= Kazuko Hirabayashi =

Dance teacher and choreographer

Kazuko Hirabayashi (October 18, 1933 – March 25, 2016) was a dance teacher and choreographer. She was born in Japan, where she completed her college education before going to New York to enroll in the Juilliard school.

==Early life and education==
Hirabayashi was born in Nagoya, Japan on October 18, 1933. She received a college bachelor of science degree before leaving Japan for the United States. At the Juilliard School she studied with Martha Graham, José Limón, and Antony Tudor.

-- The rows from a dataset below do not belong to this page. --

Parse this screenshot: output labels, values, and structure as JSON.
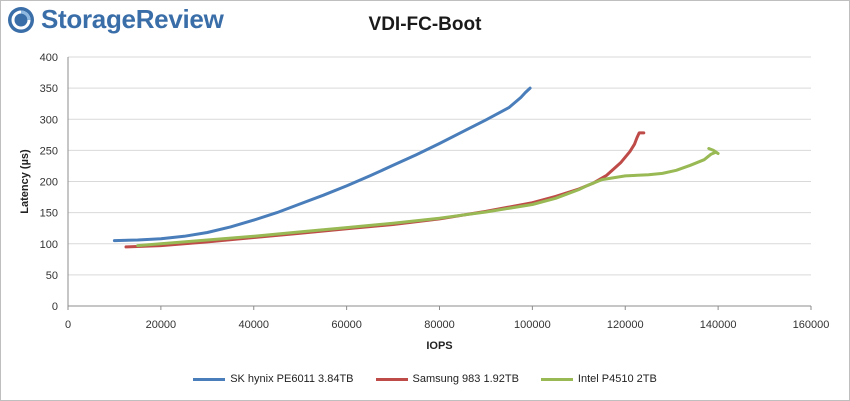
{
  "brand": {
    "name": "StorageReview",
    "color": "#3a6ea8"
  },
  "chart_data": {
    "type": "line",
    "title": "VDI-FC-Boot",
    "xlabel": "IOPS",
    "ylabel": "Latency (µs)",
    "xlim": [
      0,
      160000
    ],
    "ylim": [
      0,
      400
    ],
    "xticks": [
      0,
      20000,
      40000,
      60000,
      80000,
      100000,
      120000,
      140000,
      160000
    ],
    "yticks": [
      0,
      50,
      100,
      150,
      200,
      250,
      300,
      350,
      400
    ],
    "grid": "horizontal",
    "legend": "bottom",
    "series": [
      {
        "name": "SK hynix PE6011 3.84TB",
        "color": "#4a7ebb",
        "points": [
          [
            10000,
            105
          ],
          [
            15000,
            106
          ],
          [
            20000,
            108
          ],
          [
            25000,
            112
          ],
          [
            30000,
            118
          ],
          [
            35000,
            127
          ],
          [
            40000,
            138
          ],
          [
            45000,
            150
          ],
          [
            50000,
            164
          ],
          [
            55000,
            178
          ],
          [
            60000,
            193
          ],
          [
            65000,
            209
          ],
          [
            70000,
            226
          ],
          [
            75000,
            243
          ],
          [
            80000,
            261
          ],
          [
            85000,
            280
          ],
          [
            90000,
            299
          ],
          [
            95000,
            319
          ],
          [
            97500,
            335
          ],
          [
            98500,
            343
          ],
          [
            99500,
            350
          ]
        ]
      },
      {
        "name": "Samsung 983 1.92TB",
        "color": "#be4b48",
        "points": [
          [
            12500,
            95
          ],
          [
            20000,
            97
          ],
          [
            30000,
            103
          ],
          [
            40000,
            110
          ],
          [
            50000,
            117
          ],
          [
            60000,
            124
          ],
          [
            70000,
            131
          ],
          [
            80000,
            140
          ],
          [
            90000,
            152
          ],
          [
            100000,
            166
          ],
          [
            105000,
            176
          ],
          [
            110000,
            188
          ],
          [
            113000,
            197
          ],
          [
            116000,
            210
          ],
          [
            119000,
            230
          ],
          [
            121000,
            248
          ],
          [
            122000,
            260
          ],
          [
            122500,
            270
          ],
          [
            123000,
            278
          ],
          [
            124000,
            278
          ]
        ]
      },
      {
        "name": "Intel P4510 2TB",
        "color": "#98b954",
        "points": [
          [
            15000,
            97
          ],
          [
            20000,
            100
          ],
          [
            30000,
            106
          ],
          [
            40000,
            112
          ],
          [
            50000,
            119
          ],
          [
            60000,
            126
          ],
          [
            70000,
            133
          ],
          [
            80000,
            141
          ],
          [
            90000,
            151
          ],
          [
            100000,
            163
          ],
          [
            105000,
            173
          ],
          [
            110000,
            187
          ],
          [
            112000,
            194
          ],
          [
            115000,
            203
          ],
          [
            120000,
            209
          ],
          [
            125000,
            211
          ],
          [
            128000,
            213
          ],
          [
            131000,
            218
          ],
          [
            134000,
            226
          ],
          [
            137000,
            235
          ],
          [
            138500,
            244
          ],
          [
            139500,
            247
          ],
          [
            140000,
            245
          ],
          [
            139000,
            250
          ],
          [
            138000,
            253
          ]
        ]
      }
    ]
  }
}
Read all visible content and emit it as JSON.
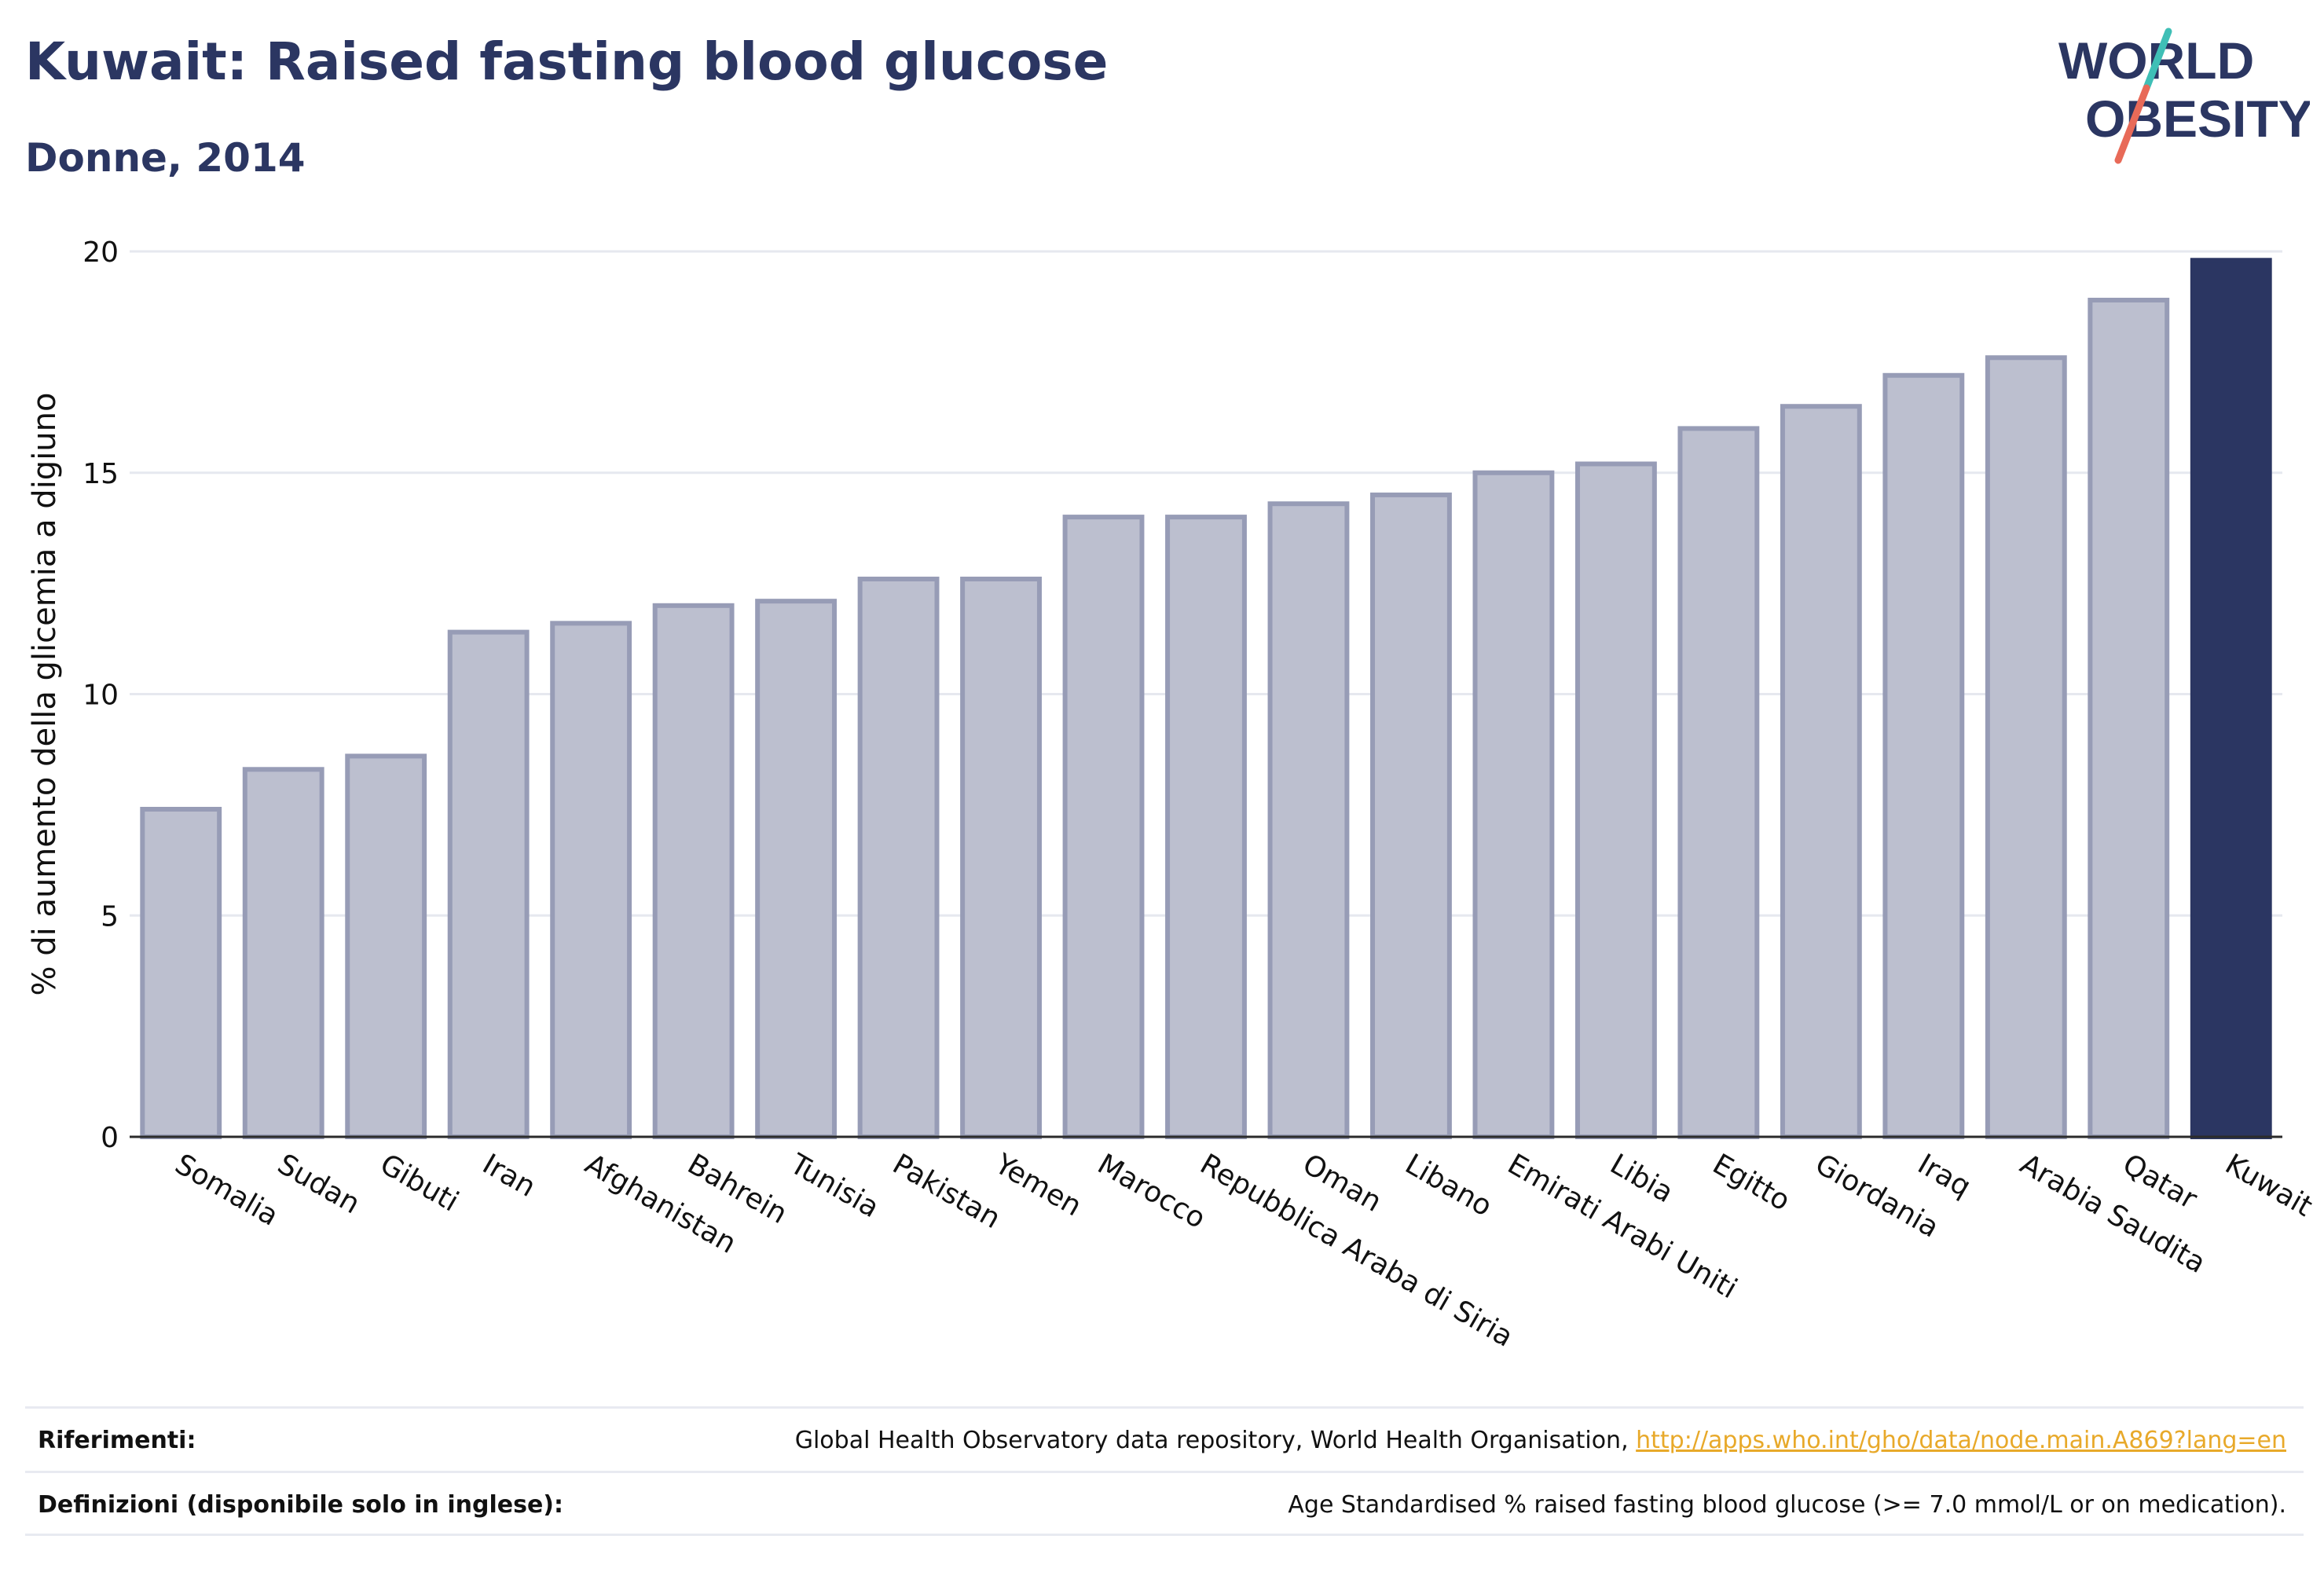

==Dance and teaching career==
Hirabayashi formed her own dance troupe in 1965 with Richard Kuch and Richard Gain, both dancers in the Martha Graham technique. In 1967, she founded her own Kazuko Hirabayashi Dance Theater. She also was for a time director of the Graham school and director of the junior troupe of the Martha Graham Ensemble.

She had a long legacy as a teacher. She began teaching at Juilliard in 1968, and then was hired as a founding faculty member of the Dance Division at SUNY Purchase in 1972. Among her students were Ohad Naharin, director of the Batsheva Dance Company in Israel, and Robert Swinston, of the Merce Cunningham company.

Many of her choreographed works were premiered at SUNY Purchase and Juilliard. Her works, and those of other choreographers, were performed by her troupe.

==Death==
In 2012, she learned that she had amyotrophic lateral sclerosis. She died at age 82 in 2016.